Terralaboris asbl

Nature des sanctions administratives (non déclaration et mention incomplète sur la carte de contrôle) : sanctions pénales

Commentaire de C. trav. Liège, sect. Namur, 22 janvier 2008, R.G. 7.968/2005

Mis en ligne le mercredi 10 septembre 2008


Cour du travail de Liège, sect. Namur, 22 janvier 2008, R.G. 7.968/2005

TERRA LABORIS ASBL – Sophie Remouchamps

Dans un arrêt du 22 janvier 2008, la Cour du travail de Liège statue sur le cas d’un chômeur ayant omis de déclarer la deuxième activité accessoire exercée. Si elle confirme que cette omission a entraîné un indu, récupérable, elle n’applique qu’une seule sanction (à la place des deux ordonnées par l’Onem), en application du principe « non bis in idem », sanction qu’elle assortit d’un sursis, confirmant les pouvoirs du Juge social à cet égard.

Les faits

M. G. exerce, depuis 1988, une activité accessoire de traiteur. En 1989, il devient chômeur et sollicite le bénéfice des allocations. A l’occasion de sa demande, il sollicite et obtient l’autorisation d’exercer l’activité accessoire.

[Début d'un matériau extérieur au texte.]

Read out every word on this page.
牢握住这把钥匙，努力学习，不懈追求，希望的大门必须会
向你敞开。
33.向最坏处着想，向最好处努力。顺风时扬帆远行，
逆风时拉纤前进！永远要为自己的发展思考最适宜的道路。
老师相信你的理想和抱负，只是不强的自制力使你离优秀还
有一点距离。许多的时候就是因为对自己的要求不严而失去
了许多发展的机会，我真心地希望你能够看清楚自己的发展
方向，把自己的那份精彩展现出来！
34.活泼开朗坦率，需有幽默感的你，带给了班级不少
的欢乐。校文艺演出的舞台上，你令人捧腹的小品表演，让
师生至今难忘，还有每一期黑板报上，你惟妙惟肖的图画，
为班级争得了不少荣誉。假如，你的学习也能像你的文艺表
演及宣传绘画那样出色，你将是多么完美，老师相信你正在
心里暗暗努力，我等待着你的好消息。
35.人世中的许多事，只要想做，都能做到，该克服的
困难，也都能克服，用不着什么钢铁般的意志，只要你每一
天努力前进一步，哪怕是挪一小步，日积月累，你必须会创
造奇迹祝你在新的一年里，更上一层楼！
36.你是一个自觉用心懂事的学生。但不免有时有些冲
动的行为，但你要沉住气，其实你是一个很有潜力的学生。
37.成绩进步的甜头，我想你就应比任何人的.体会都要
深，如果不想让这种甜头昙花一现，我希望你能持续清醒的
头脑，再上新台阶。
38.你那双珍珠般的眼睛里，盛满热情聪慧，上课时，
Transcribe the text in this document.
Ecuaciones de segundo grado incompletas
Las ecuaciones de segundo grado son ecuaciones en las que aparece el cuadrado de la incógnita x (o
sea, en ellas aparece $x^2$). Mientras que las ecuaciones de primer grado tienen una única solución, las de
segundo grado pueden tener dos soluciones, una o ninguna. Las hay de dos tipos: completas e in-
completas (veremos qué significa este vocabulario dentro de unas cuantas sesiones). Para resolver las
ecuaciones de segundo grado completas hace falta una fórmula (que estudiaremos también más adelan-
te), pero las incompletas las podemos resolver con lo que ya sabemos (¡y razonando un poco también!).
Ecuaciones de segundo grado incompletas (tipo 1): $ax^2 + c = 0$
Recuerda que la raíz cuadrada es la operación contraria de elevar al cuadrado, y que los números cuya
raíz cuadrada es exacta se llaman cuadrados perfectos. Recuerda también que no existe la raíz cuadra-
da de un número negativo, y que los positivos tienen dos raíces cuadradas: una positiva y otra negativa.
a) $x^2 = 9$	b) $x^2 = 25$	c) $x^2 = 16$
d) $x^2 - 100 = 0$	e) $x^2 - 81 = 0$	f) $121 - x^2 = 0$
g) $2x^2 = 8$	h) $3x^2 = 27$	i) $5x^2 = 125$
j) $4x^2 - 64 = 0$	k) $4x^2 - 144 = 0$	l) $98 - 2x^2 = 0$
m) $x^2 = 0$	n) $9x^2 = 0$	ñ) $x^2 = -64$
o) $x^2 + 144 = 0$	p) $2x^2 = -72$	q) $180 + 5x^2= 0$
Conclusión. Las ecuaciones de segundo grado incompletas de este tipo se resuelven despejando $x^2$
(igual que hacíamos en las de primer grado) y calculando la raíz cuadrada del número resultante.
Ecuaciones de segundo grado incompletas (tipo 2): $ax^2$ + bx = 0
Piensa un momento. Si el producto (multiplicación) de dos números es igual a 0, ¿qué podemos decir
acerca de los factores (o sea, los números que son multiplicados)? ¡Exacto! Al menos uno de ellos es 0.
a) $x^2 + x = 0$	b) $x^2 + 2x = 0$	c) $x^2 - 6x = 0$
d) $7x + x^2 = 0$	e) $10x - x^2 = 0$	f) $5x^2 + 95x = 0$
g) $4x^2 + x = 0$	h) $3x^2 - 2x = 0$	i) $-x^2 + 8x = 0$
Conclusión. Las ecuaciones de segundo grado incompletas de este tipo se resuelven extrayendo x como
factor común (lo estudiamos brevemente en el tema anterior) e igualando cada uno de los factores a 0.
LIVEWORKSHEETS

Déclarant régulièrement les revenus de cette activité, ses allocations font l’objet, pour certaines années, de recalcul.

En 1995, alors qu’il est à nouveau salarié, il démarre une nouvelle activité accessoire (vente de matériel informatique). En juillet 1998, il perçoit à nouveau des allocations de chômage. La nouvelle activité n’est pas déclarée mais bien les revenus cumulés des deux (la première étant par ailleurs quasiment abandonnée en 2001).

Suite à un contrôle, la deuxième activité est portée à la connaissance de l’ONEm, qui prend alors, le 17 mai 2005, une décision de récupération des allocations perçues (limitée aux 150 derniers jours d’indemnisation, la bonne foi étant admise). Par cette décision, l’ONEm inflige deux sanctions, respectivement d’une et de trois semaines d’exclusion du bénéfice des allocations de chômage pour l’avenir, sur le fondement des articles 153 (omission de déclaration ou déclaration incomplète) et 154 (non respect de l’article 71 – biffage de la carte de la contrôle en cas de travail).

Par cette décision, l’ONEm autorise par ailleurs l’exercice des activités accessoires, pour l’avenir.

Le jugement confirme la décision administrative.

La position des parties en appel

Monsieur G. interjette appel du jugement, faisant valoir sa totale bonne foi : s’il a effectivement omis de déclarer la deuxième activité, les revenus ont été déclarés, excluant ainsi toute volonté de fraude. Sur cette base, il estime que la question doit être limitée aux sanctions, pour lesquelles il demande un sursis, et à la récupération. Sur ce dernier point, faisant valoir l’absence de préjudice dans le chef l’ONEm, il estime qu’il ne peut y avoir de récupération.

La décision de la Cour

La Cour examine en premier lieu la question des sanctions, sous l’angle de la légalité du cumul opéré par l’ONEm.

Examinant le texte des articles 153 et 154 de l’A.R. du 25 novembre 1991, la Cour constate qu’ils visent deux manquements différents (ne pas avoir fait une déclaration complète et ne pas avoir correctement rempli la carte de contrôle).

Elle relève ensuite que les sanctions administratives prévues par ces dispositions ont une nature pénale au sens de l’article 6, 1°, de la Convention européenne des droits de l’homme, et ce parce qu’il s’agit de sanctions qui peuvent être financièrement fort lourdes pour le chômeur et qui poursuivent un but de répression et de prévention.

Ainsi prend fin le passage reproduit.